A (broad): A plate-head cross with three limbs surviving. The arm-pits are broad Vs and the arms are splayed: type B6. The edge moulding is very worn but was broad and modelled. There is now no surviving evidence of the lorgnette (or spine-and-boss) cross drawn by Collingwood (1907, fig. f), such is the heavy erosion. The plate is recessed and hollowed slightly in the arm-pits.

B (narrow): Broken and worn. The plate has a bevelled section.

C (broad): Very worn indeed, but as face A.

D (narrow): Broken and worn.

E (top): The tip of the upper limb has a modelled edge moulding and may have contained some interlace. It is now worn.

Discussion

The piece has eroded badly since Collingwood's drawing. It is regrettable that the lorgnette cross is lost, for its occurrence on a plate-head would have been rare (Collingwood 1927a, 97–8).
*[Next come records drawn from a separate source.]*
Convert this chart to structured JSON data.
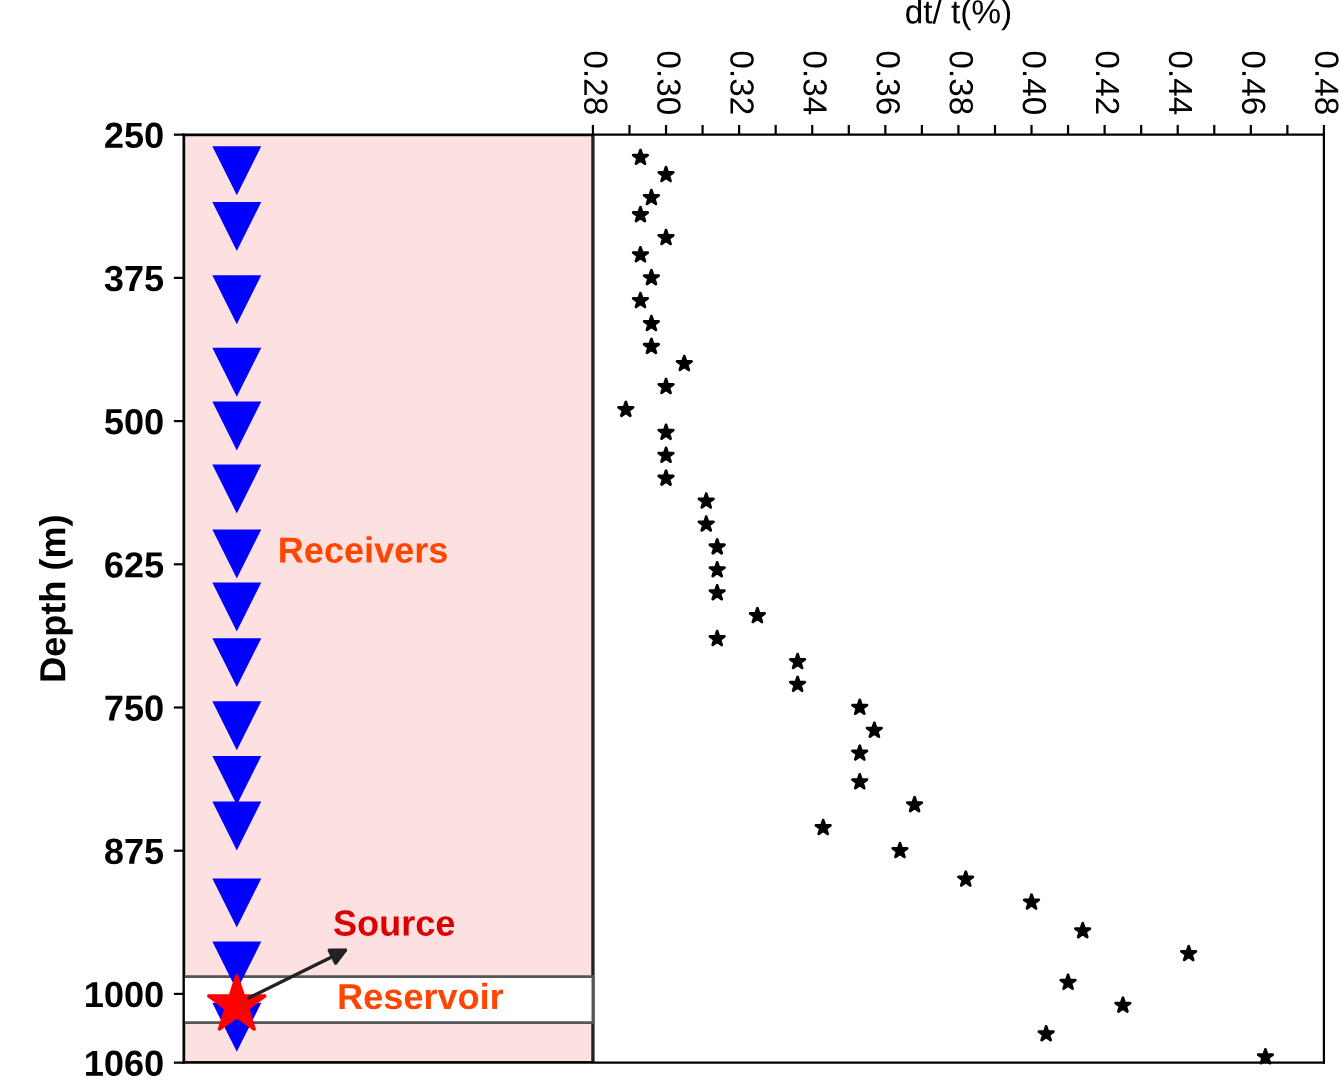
{
  "chart_data": {
    "type": "scatter",
    "xlabel": "dt/ t(%)",
    "ylabel": "Depth (m)",
    "x": [
      0.293,
      0.3,
      0.296,
      0.293,
      0.3,
      0.293,
      0.296,
      0.293,
      0.296,
      0.296,
      0.305,
      0.3,
      0.289,
      0.3,
      0.3,
      0.3,
      0.311,
      0.311,
      0.314,
      0.314,
      0.314,
      0.325,
      0.314,
      0.336,
      0.336,
      0.353,
      0.357,
      0.353,
      0.353,
      0.368,
      0.343,
      0.364,
      0.382,
      0.4,
      0.414,
      0.443,
      0.41,
      0.425,
      0.404,
      0.464
    ],
    "values": [
      270,
      285,
      305,
      320,
      340,
      355,
      375,
      395,
      415,
      435,
      450,
      470,
      490,
      510,
      530,
      550,
      570,
      590,
      610,
      630,
      650,
      670,
      690,
      710,
      730,
      750,
      770,
      790,
      815,
      835,
      855,
      875,
      900,
      920,
      945,
      965,
      990,
      1010,
      1035,
      1055
    ],
    "color": "#000000",
    "marker": "star",
    "xlim": [
      0.168,
      0.48
    ],
    "xticks": [
      0.28,
      {
        "value": 0.29,
        "label": null
      },
      {
        "value": 0.3,
        "label": "0.30"
      },
      {
        "value": 0.31,
        "label": null
      },
      0.32,
      {
        "value": 0.33,
        "label": null
      },
      0.34,
      {
        "value": 0.35,
        "label": null
      },
      0.36,
      {
        "value": 0.37,
        "label": null
      },
      0.38,
      {
        "value": 0.39,
        "label": null
      },
      {
        "value": 0.4,
        "label": "0.40"
      },
      {
        "value": 0.41,
        "label": null
      },
      0.42,
      {
        "value": 0.43,
        "label": null
      },
      0.44,
      {
        "value": 0.45,
        "label": null
      },
      0.46,
      {
        "value": 0.47,
        "label": null
      },
      0.48
    ],
    "ylim": [
      1060,
      250
    ],
    "yticks": [
      250,
      375,
      500,
      625,
      750,
      875,
      1000,
      1060
    ],
    "bands": [
      {
        "axis": "y",
        "from": 985,
        "to": 1025,
        "label": "Reservoir",
        "color": "#ffffff"
      }
    ],
    "annotations": [
      "Receivers",
      "Source"
    ],
    "grid": false,
    "legend": false
  }
}
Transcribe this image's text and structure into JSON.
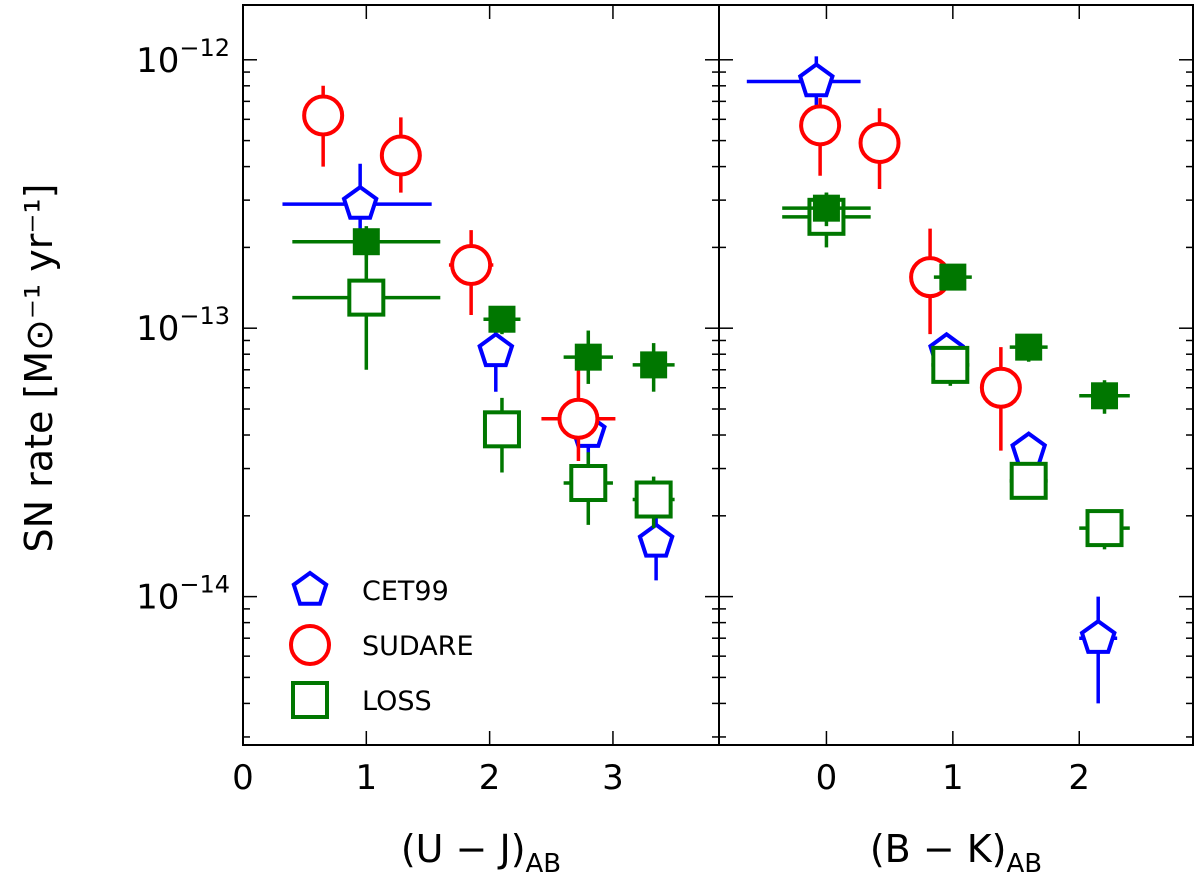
{
  "chart_data": {
    "type": "scatter",
    "ylabel": "SN rate [M⊙⁻¹ yr⁻¹]",
    "yscale": "log",
    "ylim": [
      2.8e-15,
      1.6e-12
    ],
    "y_ticks": [
      {
        "value": 1e-12,
        "base": "10",
        "exp": "−12"
      },
      {
        "value": 1e-13,
        "base": "10",
        "exp": "−13"
      },
      {
        "value": 1e-14,
        "base": "10",
        "exp": "−14"
      }
    ],
    "colors": {
      "CET99": "#0000ff",
      "SUDARE": "#ff0000",
      "LOSS": "#007700"
    },
    "legend": {
      "position": "lower-left",
      "entries": [
        {
          "name": "CET99",
          "marker": "pentagon-open",
          "color": "#0000ff"
        },
        {
          "name": "SUDARE",
          "marker": "circle-open",
          "color": "#ff0000"
        },
        {
          "name": "LOSS",
          "marker": "square-open",
          "color": "#007700"
        }
      ]
    },
    "panels": [
      {
        "id": "left",
        "xlabel_main": "(U − J)",
        "xlabel_sub": "AB",
        "xlim": [
          0,
          3.86
        ],
        "x_ticks": [
          "0",
          "1",
          "2",
          "3"
        ],
        "x_tick_values": [
          0,
          1,
          2,
          3
        ],
        "series": [
          {
            "name": "CET99",
            "marker": "pentagon-open",
            "color": "#0000ff",
            "points": [
              {
                "x": 0.95,
                "y": 2.9e-13,
                "xerr": [
                  0.63,
                  0.58
                ],
                "yerr": [
                  1e-13,
                  1.2e-13
                ]
              },
              {
                "x": 2.05,
                "y": 8.2e-14,
                "xerr": [
                  0.1,
                  0.1
                ],
                "yerr": [
                  2.4e-14,
                  2e-14
                ]
              },
              {
                "x": 2.8,
                "y": 4.1e-14,
                "xerr": [
                  0.1,
                  0.1
                ],
                "yerr": [
                  1e-14,
                  1e-14
                ]
              },
              {
                "x": 3.35,
                "y": 1.6e-14,
                "xerr": [
                  0.1,
                  0.1
                ],
                "yerr": [
                  4.5e-15,
                  4e-15
                ]
              }
            ]
          },
          {
            "name": "SUDARE",
            "marker": "circle-open",
            "color": "#ff0000",
            "points": [
              {
                "x": 0.65,
                "y": 6.2e-13,
                "xerr": [
                  0.15,
                  0.15
                ],
                "yerr": [
                  2.2e-13,
                  1.8e-13
                ]
              },
              {
                "x": 1.28,
                "y": 4.4e-13,
                "xerr": [
                  0.08,
                  0.08
                ],
                "yerr": [
                  1.2e-13,
                  1.7e-13
                ]
              },
              {
                "x": 1.85,
                "y": 1.72e-13,
                "xerr": [
                  0.18,
                  0.18
                ],
                "yerr": [
                  6e-14,
                  6e-14
                ]
              },
              {
                "x": 2.72,
                "y": 4.6e-14,
                "xerr": [
                  0.3,
                  0.3
                ],
                "yerr": [
                  1.4e-14,
                  2.4e-14
                ]
              }
            ]
          },
          {
            "name": "LOSS",
            "marker": "square-open",
            "color": "#007700",
            "points": [
              {
                "x": 1.0,
                "y": 1.3e-13,
                "xerr": [
                  0.6,
                  0.6
                ],
                "yerr": [
                  6e-14,
                  6e-14
                ]
              },
              {
                "x": 2.1,
                "y": 4.2e-14,
                "xerr": [
                  0.15,
                  0.15
                ],
                "yerr": [
                  1.3e-14,
                  1.3e-14
                ]
              },
              {
                "x": 2.8,
                "y": 2.65e-14,
                "xerr": [
                  0.2,
                  0.2
                ],
                "yerr": [
                  8e-15,
                  8e-15
                ]
              },
              {
                "x": 3.33,
                "y": 2.3e-14,
                "xerr": [
                  0.17,
                  0.17
                ],
                "yerr": [
                  5e-15,
                  5e-15
                ]
              }
            ]
          },
          {
            "name": "LOSS (filled)",
            "marker": "square-filled",
            "color": "#007700",
            "points": [
              {
                "x": 1.0,
                "y": 2.1e-13,
                "xerr": [
                  0.6,
                  0.6
                ],
                "yerr": [
                  3e-14,
                  3e-14
                ]
              },
              {
                "x": 2.1,
                "y": 1.08e-13,
                "xerr": [
                  0.15,
                  0.15
                ],
                "yerr": [
                  1.3e-14,
                  1.3e-14
                ]
              },
              {
                "x": 2.8,
                "y": 7.8e-14,
                "xerr": [
                  0.2,
                  0.2
                ],
                "yerr": [
                  1.6e-14,
                  2e-14
                ]
              },
              {
                "x": 3.33,
                "y": 7.3e-14,
                "xerr": [
                  0.17,
                  0.17
                ],
                "yerr": [
                  1.5e-14,
                  1.5e-14
                ]
              }
            ]
          }
        ]
      },
      {
        "id": "right",
        "xlabel_main": "(B − K)",
        "xlabel_sub": "AB",
        "xlim": [
          -0.85,
          2.9
        ],
        "x_ticks": [
          "0",
          "1",
          "2"
        ],
        "x_tick_values": [
          0,
          1,
          2
        ],
        "series": [
          {
            "name": "CET99",
            "marker": "pentagon-open",
            "color": "#0000ff",
            "points": [
              {
                "x": -0.08,
                "y": 8.3e-13,
                "xerr": [
                  0.55,
                  0.35
                ],
                "yerr": [
                  2e-13,
                  2e-13
                ]
              },
              {
                "x": 0.95,
                "y": 8.2e-14,
                "xerr": [
                  0.1,
                  0.1
                ],
                "yerr": [
                  1e-14,
                  1e-14
                ]
              },
              {
                "x": 1.6,
                "y": 3.5e-14,
                "xerr": [
                  0.08,
                  0.08
                ],
                "yerr": [
                  5e-15,
                  5e-15
                ]
              },
              {
                "x": 2.15,
                "y": 7e-15,
                "xerr": [
                  0.15,
                  0.15
                ],
                "yerr": [
                  3e-15,
                  3e-15
                ]
              }
            ]
          },
          {
            "name": "SUDARE",
            "marker": "circle-open",
            "color": "#ff0000",
            "points": [
              {
                "x": -0.05,
                "y": 5.7e-13,
                "xerr": [
                  0.12,
                  0.12
                ],
                "yerr": [
                  2e-13,
                  1.5e-13
                ]
              },
              {
                "x": 0.42,
                "y": 4.9e-13,
                "xerr": [
                  0.08,
                  0.08
                ],
                "yerr": [
                  1.6e-13,
                  1.7e-13
                ]
              },
              {
                "x": 0.82,
                "y": 1.55e-13,
                "xerr": [
                  0.12,
                  0.12
                ],
                "yerr": [
                  6e-14,
                  8e-14
                ]
              },
              {
                "x": 1.38,
                "y": 6e-14,
                "xerr": [
                  0.12,
                  0.12
                ],
                "yerr": [
                  2.5e-14,
                  2.5e-14
                ]
              }
            ]
          },
          {
            "name": "LOSS",
            "marker": "square-open",
            "color": "#007700",
            "points": [
              {
                "x": 0.0,
                "y": 2.6e-13,
                "xerr": [
                  0.35,
                  0.35
                ],
                "yerr": [
                  6e-14,
                  6e-14
                ]
              },
              {
                "x": 0.98,
                "y": 7.3e-14,
                "xerr": [
                  0.15,
                  0.15
                ],
                "yerr": [
                  1.2e-14,
                  1.2e-14
                ]
              },
              {
                "x": 1.6,
                "y": 2.7e-14,
                "xerr": [
                  0.15,
                  0.15
                ],
                "yerr": [
                  4e-15,
                  4e-15
                ]
              },
              {
                "x": 2.2,
                "y": 1.8e-14,
                "xerr": [
                  0.2,
                  0.2
                ],
                "yerr": [
                  3e-15,
                  3e-15
                ]
              }
            ]
          },
          {
            "name": "LOSS (filled)",
            "marker": "square-filled",
            "color": "#007700",
            "points": [
              {
                "x": 0.0,
                "y": 2.8e-13,
                "xerr": [
                  0.35,
                  0.35
                ],
                "yerr": [
                  4e-14,
                  4e-14
                ]
              },
              {
                "x": 1.0,
                "y": 1.55e-13,
                "xerr": [
                  0.15,
                  0.15
                ],
                "yerr": [
                  1.5e-14,
                  1.5e-14
                ]
              },
              {
                "x": 1.6,
                "y": 8.5e-14,
                "xerr": [
                  0.15,
                  0.15
                ],
                "yerr": [
                  1e-14,
                  1e-14
                ]
              },
              {
                "x": 2.2,
                "y": 5.6e-14,
                "xerr": [
                  0.2,
                  0.2
                ],
                "yerr": [
                  8e-15,
                  8e-15
                ]
              }
            ]
          }
        ]
      }
    ]
  }
}
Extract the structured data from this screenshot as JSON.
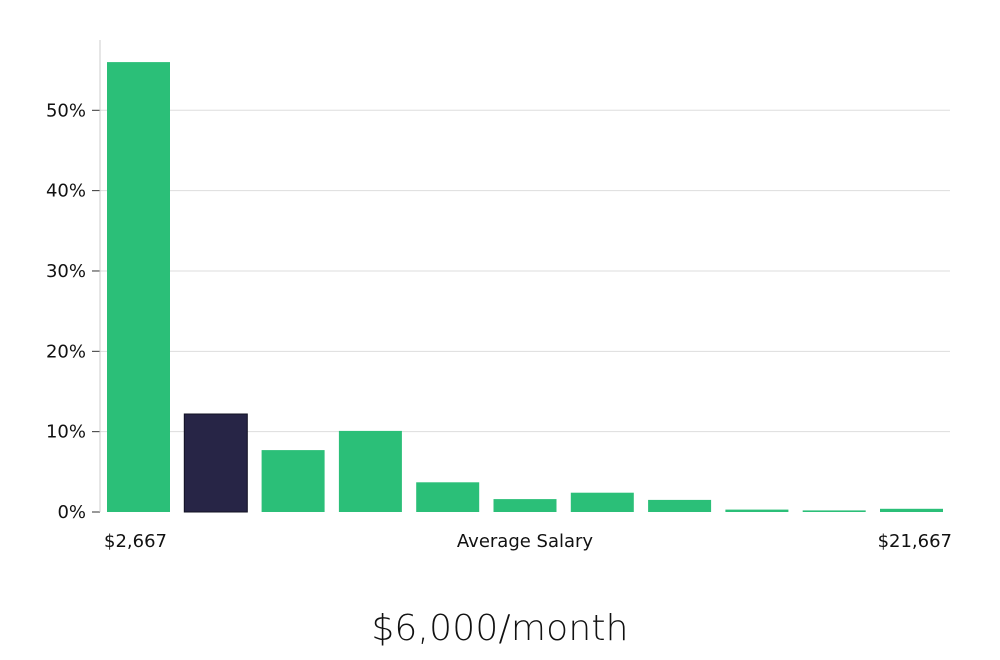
{
  "chart_data": {
    "type": "bar",
    "values": [
      56,
      12.2,
      7.7,
      10.1,
      3.7,
      1.6,
      2.4,
      1.5,
      0.3,
      0.2,
      0.4
    ],
    "highlight_index": 1,
    "ylim": [
      0,
      58.5
    ],
    "y_ticks": [
      0,
      10,
      20,
      30,
      40,
      50
    ],
    "y_tick_labels": [
      "0%",
      "10%",
      "20%",
      "30%",
      "40%",
      "50%"
    ],
    "x_labels": {
      "left": "$2,667",
      "center": "Average Salary",
      "right": "$21,667"
    },
    "grid": true,
    "colors": {
      "bar": "#2bbf78",
      "highlight": "#272546",
      "grid": "#dddddd",
      "axis": "#cccccc"
    }
  },
  "caption": "$6,000/month"
}
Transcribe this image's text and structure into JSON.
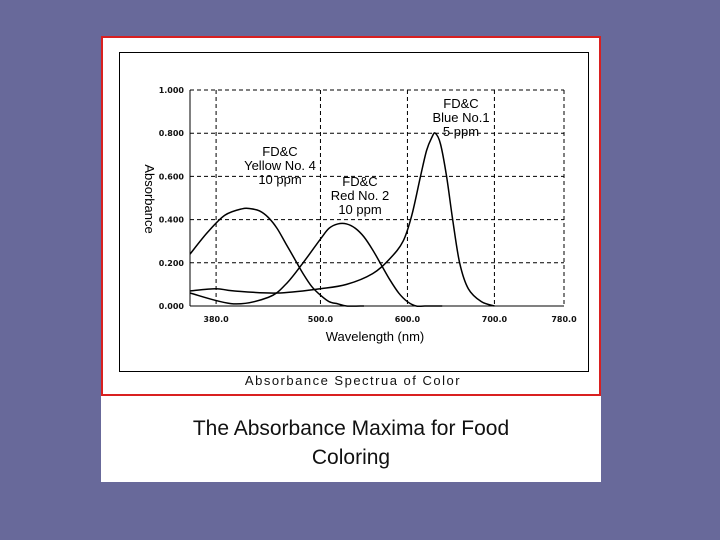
{
  "slide": {
    "caption_line1": "The Absorbance Maxima for Food",
    "caption_line2": "Coloring",
    "background": "#68699a"
  },
  "figure": {
    "caption": "Absorbance Spectrua of Color",
    "frame_color": "#d92020"
  },
  "chart_data": {
    "type": "line",
    "xlabel": "Wavelength (nm)",
    "ylabel": "Absorbance",
    "xlim": [
      350,
      780
    ],
    "ylim": [
      0,
      1.0
    ],
    "x_ticks": [
      380,
      500,
      600,
      700,
      780
    ],
    "x_tick_labels": [
      "380.0",
      "500.0",
      "600.0",
      "700.0",
      "780.0"
    ],
    "y_ticks": [
      0,
      0.2,
      0.4,
      0.6,
      0.8,
      1.0
    ],
    "y_tick_labels": [
      "0.000",
      "0.200",
      "0.400",
      "0.600",
      "0.800",
      "1.000"
    ],
    "grid": true,
    "series": [
      {
        "name_lines": [
          "FD&C",
          "Yellow No. 4",
          "10 ppm"
        ],
        "x": [
          350,
          370,
          390,
          410,
          420,
          430,
          440,
          450,
          460,
          470,
          480,
          490,
          500,
          510,
          520,
          530,
          550
        ],
        "y": [
          0.24,
          0.34,
          0.42,
          0.45,
          0.45,
          0.44,
          0.41,
          0.36,
          0.29,
          0.22,
          0.15,
          0.09,
          0.05,
          0.02,
          0.01,
          0.0,
          0.0
        ]
      },
      {
        "name_lines": [
          "FD&C",
          "Red No. 2",
          "10 ppm"
        ],
        "x": [
          350,
          400,
          440,
          460,
          480,
          500,
          510,
          520,
          530,
          540,
          550,
          560,
          570,
          580,
          590,
          600,
          610,
          620,
          640
        ],
        "y": [
          0.06,
          0.01,
          0.04,
          0.1,
          0.2,
          0.31,
          0.36,
          0.38,
          0.38,
          0.36,
          0.32,
          0.26,
          0.19,
          0.12,
          0.06,
          0.02,
          0.0,
          0.0,
          0.0
        ]
      },
      {
        "name_lines": [
          "FD&C",
          "Blue No.1",
          "5 ppm"
        ],
        "x": [
          350,
          380,
          400,
          450,
          500,
          530,
          560,
          580,
          595,
          605,
          615,
          622,
          628,
          632,
          638,
          645,
          652,
          660,
          670,
          685,
          700
        ],
        "y": [
          0.07,
          0.08,
          0.07,
          0.06,
          0.08,
          0.1,
          0.15,
          0.22,
          0.3,
          0.42,
          0.6,
          0.72,
          0.78,
          0.8,
          0.75,
          0.6,
          0.4,
          0.2,
          0.08,
          0.02,
          0.0
        ]
      }
    ]
  }
}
The plate-head form is common in nearby Allertonshire (Chapter IV), and suggests an Anglo-Scandinavian context, with the lorgnette being an Anglian survival.

Date
First half of tenth century
References
Collingwood 1907, 273, 292, 322, fig. f on 323; Collingwood 1912, 111, 118, 124, fig. f; Collingwood 1915, 271, 281; Collingwood 1926a, 326; Collingwood 1927a, 97–8, 177
Endnotes
[1] The following are general references to the Gilling West stones: Browne 1880–4, cx, cxii; Allen and Brown 1885, 353; (—) 1890–5b, xxvi; Hodges 1894, 195; Speight 1897, 176; Morris, J. 1904, 161, 420; Bogg 1908, 167; Page, W. 1914, 81; Glynne 1915, 472; Morris, J. 1931, 162, 417; Elgee and Elgee 1933, 189, 247; Mee 1941, 91; Lang and Morris 1976b, 130; Laybourn 1979, 2–3, fig. 1; O'Sullivan and Young 1980, 13; Hatcher 1990, 95; Laybourn 1996, 1–2; Hadley 2000, 242. Gilling West has been identified with Ingetlingum, the site of a monastery founded in the seventh century in atonement for the murder of Oswine, king of Deira (Bede 1896, H.A.A. ch. 2; Bede 1969, H.E. III.14, III.24). The churchyard is curvilinear, but limited excavations in 1979 produced only post-medieval material from beneath the enclosure bank (O'Sullivan and Young 1980, 13–14). (Eds.)